What seemed to concern the justices most as they questioned both sides about their positions, were the long-term ramifications of any decision the court handed down.

A number of justices wondered why Trump should be able to shield his records from the House when Presidents Richard Nixon and Bill Clinton were unable to do the same when they faced scrutiny, respectively, during Watergate and the Whitewater investigation.

“You say this is one of a kind,” Justice Ruth Bader Ginsburg, “but in the Whitewater investigation Mr. Clinton’s personal records were subpoenaed from his accountant and Hillary Clinton’s billing records were subpoenaed from her former law firm.”

Strawbridge resisted this line of questioning, describing both Watergate and Whitewater as outliers.

“In the long view of history and precedent, what the House is demanding in regard to Trump is nothing less than an encroachment on the president’s constitutional prerogatives,” he said.

“Counsel, there is a long, long history of Congress seeking records and getting them … from presidents,” Justice Sonia Sotomayor responded.

Moving on, a number of justices suggested Trump would have greater grounds for withholding the documents if they emanated from his work in the White House, rather than just being personal financial records.

Jeffrey Wall, the deputy solicitor general representing the Justice Department, disagreed, saying Congress’s interest in official records should far outstrip their interest in the president’s personal matters.

This prompted a surprising question from Justice Brett Kavanaugh, a Trump appointee to the court, who noted the similarity between what the House committees are seeking and what Clinton was compelled to produce during the Whitewater investigation.

Wall admitted the subpoena in the Clinton case looked “very much” like those issued by the House, but said the difference is the former president didn’t challenge them.

Justices on both sides of the high court’s ideological divide asked Trump attorneys to spell out any potentially limiting principles that would prevent Congress from issuing subpoenas whenever it wishes.

“We’re concerned, as you’ve recognized, with the potential for harassment,” Chief Justice John Roberts said at one point.

Justice Neil Gorsuch said as it stands right now, Congress’s subpoena authority is “broad, maybe even limitless.”

Justice Elena Kagan mused that at the end of the day, Congress may need to demonstrate some heightened need for the information it is requesting — at least in certain circumstances.

The second case the justices heard involved much of the same underlying material, but raised separate legal issues — whether an investigation into alleged financial crimes committed by Trump needed to wait until he leaves office.

The case arises from an investigation by Manhattan District Attorney Cyrus Vance, who is seeking financial records related to, among other things, Trump Organization payments to women who claimed they had extramarital affairs with Trump, allegations he has repeatedly denied.

Attorney Jay Sekulow, arguing on the president’s behalf, said if a president’s records were not immune from subpoena while he remained in office, he could be subjected to relentless harassment as president.
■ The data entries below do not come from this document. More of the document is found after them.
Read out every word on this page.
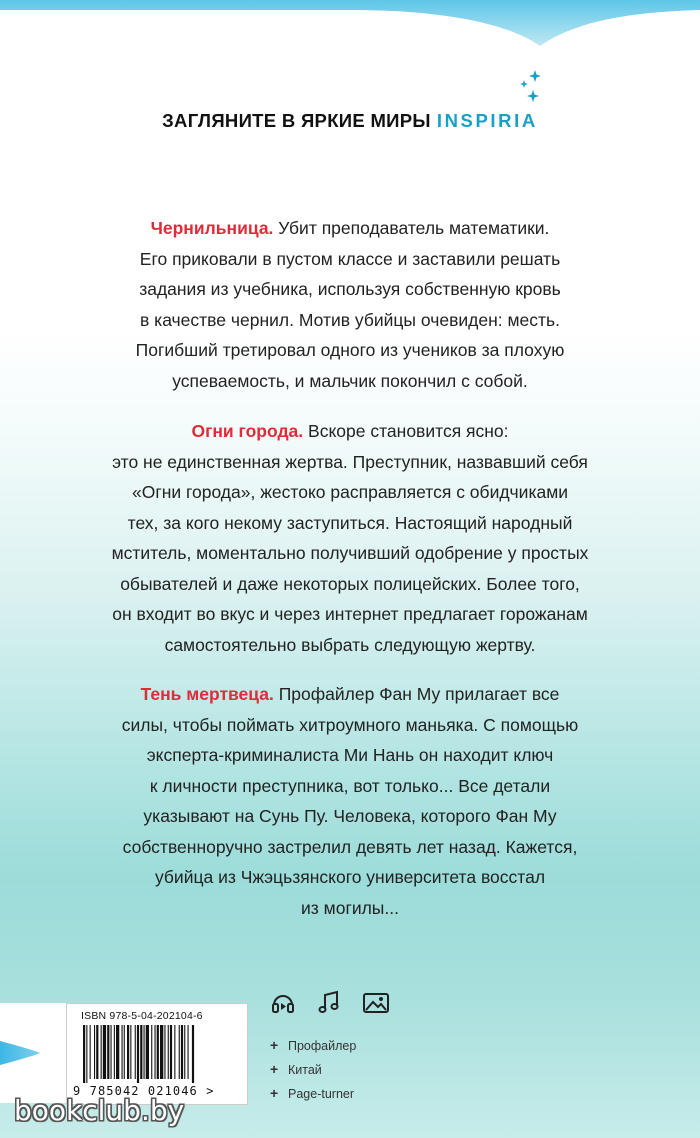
ЗАГЛЯНИТЕ В ЯРКИЕ МИРЫ INSPIRIA
Чернильница. Убит преподаватель математики.
Его приковали в пустом классе и заставили решать
задания из учебника, используя собственную кровь
в качестве чернил. Мотив убийцы очевиден: месть.
Погибший третировал одного из учеников за плохую
успеваемость, и мальчик покончил с собой.
Огни города. Вскоре становится ясно:
это не единственная жертва. Преступник, назвавший себя
«Огни города», жестоко расправляется с обидчиками
тех, за кого некому заступиться. Настоящий народный
мститель, моментально получивший одобрение у простых
обывателей и даже некоторых полицейских. Более того,
он входит во вкус и через интернет предлагает горожанам
самостоятельно выбрать следующую жертву.
Тень мертвеца. Профайлер Фан Му прилагает все
силы, чтобы поймать хитроумного маньяка. С помощью
эксперта-криминалиста Ми Нань он находит ключ
к личности преступника, вот только... Все детали
указывают на Сунь Пу. Человека, которого Фан Му
собственноручно застрелил девять лет назад. Кажется,
убийца из Чжэцьзянского университета восстал
из могилы...
ISBN 978-5-04-202104-6
9 785042 021046 >
+ Профайлер
+ Китай
+ Page-turner
bookclub.by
“No county district attorney in our nation’s history has issued a criminal process against the sitting president of the United States, and for good reason: The Constitution does not allow it,” Sekulow said during his brief opening statement.
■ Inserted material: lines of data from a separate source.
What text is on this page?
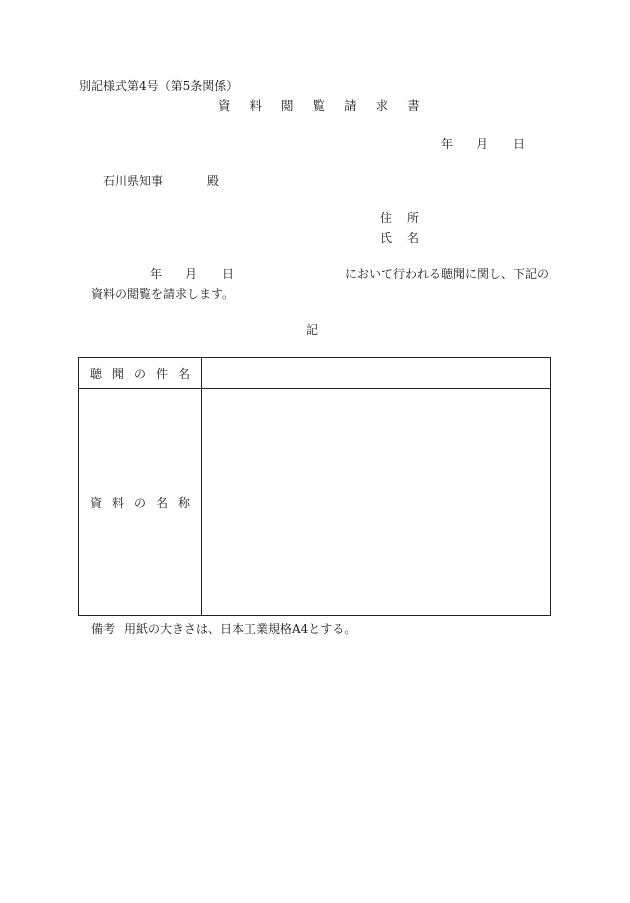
別記様式第4号（第5条関係）
資 料 閲 覧 請 求 書
年 月 日
石川県知事	殿
住 所
氏 名
年 月 日	において行われる聴聞に関し、下記の
資料の閲覧を請求します。
記
聴 聞 の 件 名	
資 料 の 名 称	
備考 用紙の大きさは、日本工業規格A4とする。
Carey Dunne, the lawyer representing Vance, said Sekulow’s assertion was unfounded, and that Vance was only doing his job.

Dunne noted the Trump Organization was based in Vance’s jurisdiction and went on to explain that multiple reports and legal proceedings had pointed to possible wrongdoing by the company.

“When a president acts as a private individual, he or she has responsibilities like every other citizen, including compliance with the legal process,” Dunne said. “In particular, this court has long held that American presidents are not above having to provide evidence in response to a law-enforcement inquiry.”

“The question then boils down to how can we both protect the House’s interest in obtaining information it needs to legislate but also protect the presidency” Justice Kavanaugh said. “How can the court balance those interests?”

A decision in the cases is expected by the end of June.